R- Voilà. Nous sommes pour un partenariat privilégié. Pour autant, qui peut dire ce que sera dans une quinzaine d'années la Turquie ? Et donc, ce déplacement que nous allons faire avec le président de l'Assemblée et les présidents des groupes, cela fait partie de ce qui s'ouvre maintenant pendant quinze ans, d'abord voir ce qu'est exactement la Turquie aujourd'hui, comment elle va se transformer ? Savoir si elle va pouvoir franchir le très long chemin et très long défi de l'accès aux droits, et d'un fonctionnement démocratique tout à fait satisfaisant. Il y a beaucoup d'obstacles encore.

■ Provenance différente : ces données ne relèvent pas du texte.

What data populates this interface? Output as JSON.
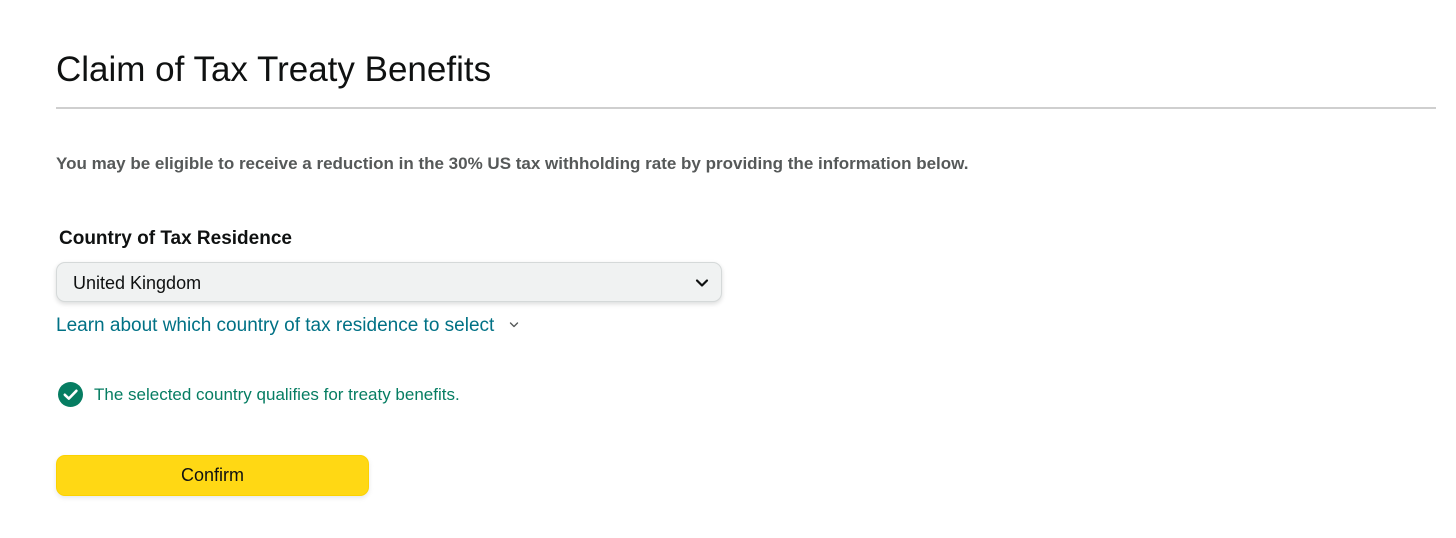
{
  "page": {
    "title": "Claim of Tax Treaty Benefits",
    "intro": "You may be eligible to receive a reduction in the 30% US tax withholding rate by providing the information below."
  },
  "country_field": {
    "label": "Country of Tax Residence",
    "selected_value": "United Kingdom",
    "chevron_icon": "chevron-down-icon"
  },
  "help_link": {
    "label": "Learn about which country of tax residence to select",
    "icon": "chevron-down-icon"
  },
  "status": {
    "icon": "check-circle-icon",
    "text": "The selected country qualifies for treaty benefits."
  },
  "actions": {
    "confirm_label": "Confirm"
  },
  "colors": {
    "link": "#007185",
    "success": "#067d62",
    "button": "#ffd814",
    "select_background": "#f0f2f2"
  }
}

Q- N. Sarkozy souhaitait que l'on revote sur ce sujet, finalement il a renoncé. Mais vous voterez, je crois au début du mois de mars...
R- Oui.
Q- ...A la fois, le "oui" à la Constitution, et en même temps, avec un paragraphe sur le problème de la Turquie. Est-ce encore une manière, pour N. Sarkozy, de provoquer le chef de l'Etat ?
R- Non, je ne crois pas. Je pense que N. Sarkozy, qui avait fait au départ une proposition, a abouti à une solution qui est une solution équilibrée, qui va rappeler quelle a été la position de l'UMP l'année dernière, et qui, dans le même temps, va affirmer très fort, son "oui" au référendum constitutionnel.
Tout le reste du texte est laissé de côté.